Os que nascem em um mesmo lugar se reconhecem chamando-se reciprocamente de "conterrâneos":os que têm "uma terra em comum", um mesmo natal.Como desterritorialização absoluta, a Terra de que falam Deleuze e Guattari não se confunde com um território ou Estado. Somente afirmando essa Terra é que nos tornamos conterrâneos de tudo o que é vivo, e nos reconhecemos pela Diferença que escapa a toda recognição, uma vez que nosso natal é a terra incognita: esta terra está onde se afirma uma linha de fuga. A célebre pergunta de Espinosa, “o que pode um corpo?”, mais do que pretender uma resposta, ela nos quer pôr diante de uma incógnita.Toda potência é uma incógnita.
A afirmação da Terra é dupla: ela implica a coetaneidade dos lugares vividos como lugares de diferenças em conexão e agenciamento para instituir o comum, e supõe também a experiência de um devir planetário que nos torna conterrâneos por aquilo que criamos e ousamos, contra todo fascismo e apequenamento da vida.A Terra é sempre terra incognita: “o que se estabelece no novo não é precisamente o novo, pois o próprio do novo , isto é, a diferença, é provocar no pensamento forças que não são as da recognição, nem hoje, nem amanhã, potências de um modelo totalmente distinto, numa terra incognita nunca reconhecida , nem reconhecível” ( DELEUZE, 1988, p. 224). Esta terra incognita é a Terra que nos torna conterrâneos da criação , e que invoca um povo que não deve ser reduzido a uma realidade pertencente a um território psicossociológico. O povo é um agente coletivo que povoa sem padronizar ou segmentar. O povo não é maioria, ele é um devir-povo sempre minoritário. O filósofo não fala por esse povo ou no lugar dele, o filósofo fala diante dele, ele “fala na frente”[1].

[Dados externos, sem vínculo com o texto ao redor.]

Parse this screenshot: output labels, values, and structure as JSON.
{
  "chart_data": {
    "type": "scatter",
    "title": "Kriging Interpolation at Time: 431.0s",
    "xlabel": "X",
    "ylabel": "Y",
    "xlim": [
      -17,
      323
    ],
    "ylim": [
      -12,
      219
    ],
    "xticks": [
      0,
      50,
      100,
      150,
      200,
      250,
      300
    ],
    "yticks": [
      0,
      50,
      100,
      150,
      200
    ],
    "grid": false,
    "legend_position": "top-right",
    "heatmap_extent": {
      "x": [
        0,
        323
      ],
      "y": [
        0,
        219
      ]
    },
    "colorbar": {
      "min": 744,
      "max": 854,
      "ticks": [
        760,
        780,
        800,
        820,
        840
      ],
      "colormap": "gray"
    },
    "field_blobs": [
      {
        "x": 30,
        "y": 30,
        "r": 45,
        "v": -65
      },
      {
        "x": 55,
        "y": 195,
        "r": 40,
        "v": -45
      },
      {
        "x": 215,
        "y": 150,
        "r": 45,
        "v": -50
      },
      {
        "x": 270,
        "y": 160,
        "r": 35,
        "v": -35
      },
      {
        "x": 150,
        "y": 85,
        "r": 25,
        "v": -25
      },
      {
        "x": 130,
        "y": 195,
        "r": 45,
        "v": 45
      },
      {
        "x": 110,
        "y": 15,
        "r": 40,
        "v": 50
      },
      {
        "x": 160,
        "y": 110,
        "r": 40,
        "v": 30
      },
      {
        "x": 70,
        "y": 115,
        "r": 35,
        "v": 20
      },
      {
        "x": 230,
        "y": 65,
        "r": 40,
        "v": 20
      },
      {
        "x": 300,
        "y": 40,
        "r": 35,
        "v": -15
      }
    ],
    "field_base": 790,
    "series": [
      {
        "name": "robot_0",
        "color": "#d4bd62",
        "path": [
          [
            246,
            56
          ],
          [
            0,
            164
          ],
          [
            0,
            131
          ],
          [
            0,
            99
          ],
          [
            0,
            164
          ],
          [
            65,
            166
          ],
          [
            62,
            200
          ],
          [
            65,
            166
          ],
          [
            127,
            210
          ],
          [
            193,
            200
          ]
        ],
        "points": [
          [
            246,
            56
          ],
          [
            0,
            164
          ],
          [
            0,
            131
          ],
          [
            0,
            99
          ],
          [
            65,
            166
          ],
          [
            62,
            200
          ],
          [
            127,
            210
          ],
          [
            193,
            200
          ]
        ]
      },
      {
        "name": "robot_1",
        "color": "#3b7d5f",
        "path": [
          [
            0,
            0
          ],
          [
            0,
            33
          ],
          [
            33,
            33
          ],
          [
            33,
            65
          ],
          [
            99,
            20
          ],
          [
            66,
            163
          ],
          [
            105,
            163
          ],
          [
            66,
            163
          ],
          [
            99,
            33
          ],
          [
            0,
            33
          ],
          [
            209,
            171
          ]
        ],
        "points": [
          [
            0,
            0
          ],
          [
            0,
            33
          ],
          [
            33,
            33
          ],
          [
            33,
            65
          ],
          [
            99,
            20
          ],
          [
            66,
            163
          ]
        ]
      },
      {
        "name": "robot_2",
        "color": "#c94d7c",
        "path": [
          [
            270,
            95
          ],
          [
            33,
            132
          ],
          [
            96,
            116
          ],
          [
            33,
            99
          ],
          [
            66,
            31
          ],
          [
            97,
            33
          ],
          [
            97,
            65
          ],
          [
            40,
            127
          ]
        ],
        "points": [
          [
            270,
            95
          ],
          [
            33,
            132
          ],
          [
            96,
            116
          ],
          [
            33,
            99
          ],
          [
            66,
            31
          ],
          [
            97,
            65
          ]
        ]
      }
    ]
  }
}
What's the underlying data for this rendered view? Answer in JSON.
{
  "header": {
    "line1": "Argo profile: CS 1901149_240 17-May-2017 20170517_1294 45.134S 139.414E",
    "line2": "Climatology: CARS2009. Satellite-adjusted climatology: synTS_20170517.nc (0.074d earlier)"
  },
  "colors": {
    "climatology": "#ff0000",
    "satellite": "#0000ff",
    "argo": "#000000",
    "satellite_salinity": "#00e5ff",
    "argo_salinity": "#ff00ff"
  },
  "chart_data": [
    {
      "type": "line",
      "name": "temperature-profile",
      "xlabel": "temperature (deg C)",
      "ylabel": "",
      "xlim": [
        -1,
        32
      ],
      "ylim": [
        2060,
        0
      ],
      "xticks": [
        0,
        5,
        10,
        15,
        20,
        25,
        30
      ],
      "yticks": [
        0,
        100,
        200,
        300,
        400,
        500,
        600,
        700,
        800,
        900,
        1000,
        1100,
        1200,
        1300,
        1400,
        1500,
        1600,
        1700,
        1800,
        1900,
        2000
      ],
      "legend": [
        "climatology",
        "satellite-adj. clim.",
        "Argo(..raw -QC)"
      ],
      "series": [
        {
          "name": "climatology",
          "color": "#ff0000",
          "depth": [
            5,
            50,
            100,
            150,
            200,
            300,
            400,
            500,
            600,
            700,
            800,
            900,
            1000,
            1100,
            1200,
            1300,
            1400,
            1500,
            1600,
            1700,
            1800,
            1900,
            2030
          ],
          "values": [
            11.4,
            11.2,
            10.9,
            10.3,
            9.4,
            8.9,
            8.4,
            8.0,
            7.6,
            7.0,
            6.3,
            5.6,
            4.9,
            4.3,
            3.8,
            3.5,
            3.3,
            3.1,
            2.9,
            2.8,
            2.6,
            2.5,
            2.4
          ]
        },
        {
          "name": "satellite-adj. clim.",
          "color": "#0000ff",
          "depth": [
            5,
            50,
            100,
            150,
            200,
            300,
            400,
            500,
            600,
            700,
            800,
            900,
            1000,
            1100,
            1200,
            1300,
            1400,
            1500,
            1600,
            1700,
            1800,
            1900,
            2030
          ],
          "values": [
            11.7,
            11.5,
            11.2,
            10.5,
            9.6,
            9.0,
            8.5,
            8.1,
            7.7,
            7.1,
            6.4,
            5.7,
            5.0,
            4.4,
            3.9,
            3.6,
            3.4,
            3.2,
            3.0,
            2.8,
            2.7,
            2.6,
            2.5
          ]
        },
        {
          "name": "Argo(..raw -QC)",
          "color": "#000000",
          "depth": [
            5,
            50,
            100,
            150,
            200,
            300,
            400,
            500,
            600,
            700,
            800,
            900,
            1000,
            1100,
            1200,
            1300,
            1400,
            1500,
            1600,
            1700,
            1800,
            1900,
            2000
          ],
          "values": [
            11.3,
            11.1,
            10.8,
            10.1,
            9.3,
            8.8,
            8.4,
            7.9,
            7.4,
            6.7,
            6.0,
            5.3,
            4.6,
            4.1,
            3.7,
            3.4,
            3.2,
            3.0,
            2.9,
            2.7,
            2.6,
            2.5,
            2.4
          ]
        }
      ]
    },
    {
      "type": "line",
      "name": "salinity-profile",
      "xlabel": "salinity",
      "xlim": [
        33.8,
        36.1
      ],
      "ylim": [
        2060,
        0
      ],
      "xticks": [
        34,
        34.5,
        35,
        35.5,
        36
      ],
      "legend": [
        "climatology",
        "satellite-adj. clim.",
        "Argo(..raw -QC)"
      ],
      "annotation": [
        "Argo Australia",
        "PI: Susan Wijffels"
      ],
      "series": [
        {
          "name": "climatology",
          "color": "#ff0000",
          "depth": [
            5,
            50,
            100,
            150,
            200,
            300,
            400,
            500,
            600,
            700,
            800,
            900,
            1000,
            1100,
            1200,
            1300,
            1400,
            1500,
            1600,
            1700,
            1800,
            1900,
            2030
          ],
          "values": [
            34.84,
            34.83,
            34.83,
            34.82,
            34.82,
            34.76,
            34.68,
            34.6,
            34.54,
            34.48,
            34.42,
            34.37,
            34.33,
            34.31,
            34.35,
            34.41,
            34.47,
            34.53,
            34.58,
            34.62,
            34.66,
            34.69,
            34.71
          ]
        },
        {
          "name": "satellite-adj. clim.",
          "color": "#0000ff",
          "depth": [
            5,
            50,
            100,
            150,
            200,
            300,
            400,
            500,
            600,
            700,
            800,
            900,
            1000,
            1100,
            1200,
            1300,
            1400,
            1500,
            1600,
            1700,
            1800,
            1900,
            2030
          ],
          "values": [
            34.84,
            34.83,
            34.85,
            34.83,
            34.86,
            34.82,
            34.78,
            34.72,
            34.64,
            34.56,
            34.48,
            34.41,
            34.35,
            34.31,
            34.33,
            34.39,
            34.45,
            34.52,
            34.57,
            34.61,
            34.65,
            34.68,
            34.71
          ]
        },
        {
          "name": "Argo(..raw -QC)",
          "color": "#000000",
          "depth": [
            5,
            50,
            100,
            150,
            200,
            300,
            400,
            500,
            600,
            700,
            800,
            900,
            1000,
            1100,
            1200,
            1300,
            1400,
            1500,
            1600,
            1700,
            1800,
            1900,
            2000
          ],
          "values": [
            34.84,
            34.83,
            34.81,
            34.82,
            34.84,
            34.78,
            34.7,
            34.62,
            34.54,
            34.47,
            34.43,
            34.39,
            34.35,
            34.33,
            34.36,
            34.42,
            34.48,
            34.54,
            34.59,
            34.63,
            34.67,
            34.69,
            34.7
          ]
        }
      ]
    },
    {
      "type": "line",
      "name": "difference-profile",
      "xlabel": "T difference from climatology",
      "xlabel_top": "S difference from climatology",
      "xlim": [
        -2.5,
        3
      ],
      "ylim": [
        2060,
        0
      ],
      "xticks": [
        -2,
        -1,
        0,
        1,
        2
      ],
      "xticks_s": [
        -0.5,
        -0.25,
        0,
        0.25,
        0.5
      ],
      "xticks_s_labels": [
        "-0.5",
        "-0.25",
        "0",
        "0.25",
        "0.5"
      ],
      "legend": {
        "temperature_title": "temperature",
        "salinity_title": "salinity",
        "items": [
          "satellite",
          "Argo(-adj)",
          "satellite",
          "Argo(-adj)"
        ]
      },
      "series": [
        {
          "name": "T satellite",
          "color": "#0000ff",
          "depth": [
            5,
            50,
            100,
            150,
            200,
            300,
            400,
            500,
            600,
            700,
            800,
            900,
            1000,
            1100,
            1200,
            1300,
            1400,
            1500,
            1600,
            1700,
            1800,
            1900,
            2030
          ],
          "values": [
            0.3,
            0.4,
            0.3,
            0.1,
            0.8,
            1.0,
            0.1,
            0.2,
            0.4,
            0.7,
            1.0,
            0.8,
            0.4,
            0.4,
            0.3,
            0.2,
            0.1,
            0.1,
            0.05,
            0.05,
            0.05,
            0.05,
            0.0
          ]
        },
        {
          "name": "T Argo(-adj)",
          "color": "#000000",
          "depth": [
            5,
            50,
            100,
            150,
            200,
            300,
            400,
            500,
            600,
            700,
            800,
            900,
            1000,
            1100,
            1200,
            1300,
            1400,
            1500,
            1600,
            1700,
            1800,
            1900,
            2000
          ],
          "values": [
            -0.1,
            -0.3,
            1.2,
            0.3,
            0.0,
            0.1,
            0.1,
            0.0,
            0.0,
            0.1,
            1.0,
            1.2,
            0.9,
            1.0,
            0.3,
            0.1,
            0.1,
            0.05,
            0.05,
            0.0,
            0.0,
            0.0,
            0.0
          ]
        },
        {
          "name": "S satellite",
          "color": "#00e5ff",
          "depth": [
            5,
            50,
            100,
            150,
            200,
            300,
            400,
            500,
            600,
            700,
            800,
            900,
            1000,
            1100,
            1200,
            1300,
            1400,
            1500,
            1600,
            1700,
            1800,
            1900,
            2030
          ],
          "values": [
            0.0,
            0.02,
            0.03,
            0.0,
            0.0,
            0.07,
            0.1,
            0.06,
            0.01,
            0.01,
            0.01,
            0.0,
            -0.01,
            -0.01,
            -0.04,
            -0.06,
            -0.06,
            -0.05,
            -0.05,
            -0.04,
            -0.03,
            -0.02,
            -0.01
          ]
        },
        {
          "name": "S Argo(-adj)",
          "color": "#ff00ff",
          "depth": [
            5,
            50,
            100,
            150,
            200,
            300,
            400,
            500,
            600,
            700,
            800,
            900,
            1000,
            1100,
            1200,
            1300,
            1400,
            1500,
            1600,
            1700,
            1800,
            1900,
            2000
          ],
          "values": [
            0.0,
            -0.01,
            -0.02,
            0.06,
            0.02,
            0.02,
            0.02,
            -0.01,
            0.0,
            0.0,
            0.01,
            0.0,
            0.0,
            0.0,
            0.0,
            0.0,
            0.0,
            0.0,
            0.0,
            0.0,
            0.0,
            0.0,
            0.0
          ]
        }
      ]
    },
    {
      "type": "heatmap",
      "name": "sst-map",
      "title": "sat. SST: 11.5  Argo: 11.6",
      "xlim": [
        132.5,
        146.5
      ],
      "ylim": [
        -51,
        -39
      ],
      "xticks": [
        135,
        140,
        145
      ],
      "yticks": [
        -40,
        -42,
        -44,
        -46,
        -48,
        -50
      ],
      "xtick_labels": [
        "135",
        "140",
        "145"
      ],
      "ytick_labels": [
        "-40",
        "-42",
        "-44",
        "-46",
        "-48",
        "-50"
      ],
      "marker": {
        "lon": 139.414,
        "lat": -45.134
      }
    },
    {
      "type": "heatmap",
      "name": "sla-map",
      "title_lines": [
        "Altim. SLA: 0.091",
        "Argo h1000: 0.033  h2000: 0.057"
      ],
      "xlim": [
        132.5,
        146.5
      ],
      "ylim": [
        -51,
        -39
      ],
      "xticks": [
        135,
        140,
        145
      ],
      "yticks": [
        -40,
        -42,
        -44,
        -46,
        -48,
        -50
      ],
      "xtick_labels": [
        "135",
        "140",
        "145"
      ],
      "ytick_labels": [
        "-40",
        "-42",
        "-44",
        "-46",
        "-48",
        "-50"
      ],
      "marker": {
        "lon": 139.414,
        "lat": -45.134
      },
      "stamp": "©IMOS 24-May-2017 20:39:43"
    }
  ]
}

[1] A expressão “fala na nossa frente se você tem coragem” , não tem por alvo exatamente enunciados duvidosos que se quer combater; diferentemente, essa expressão também expressa o desejo de constituição de um lugar coletivo como coragem de um devir-verdade.Sobre a “coragem” como virtude filosófica, mais potente do que a “philia” : Michel Foucault, Le courage de la vérité, Paris, Gallimard,2009 ( especialmente a referência a Espinosa , que não define a filosofia como “philia”, mas como “emendatio do intelecto” e “salut”: emendatio, ou correção, do instrumento, o seu perseverante “polimento”, para que assim alcancemos a salut, cuja tradução adequada é “saúde”, e não “salvação”, daí o aspecto “crítico e clínico” que deve acompanhar um modo de vida filosófico).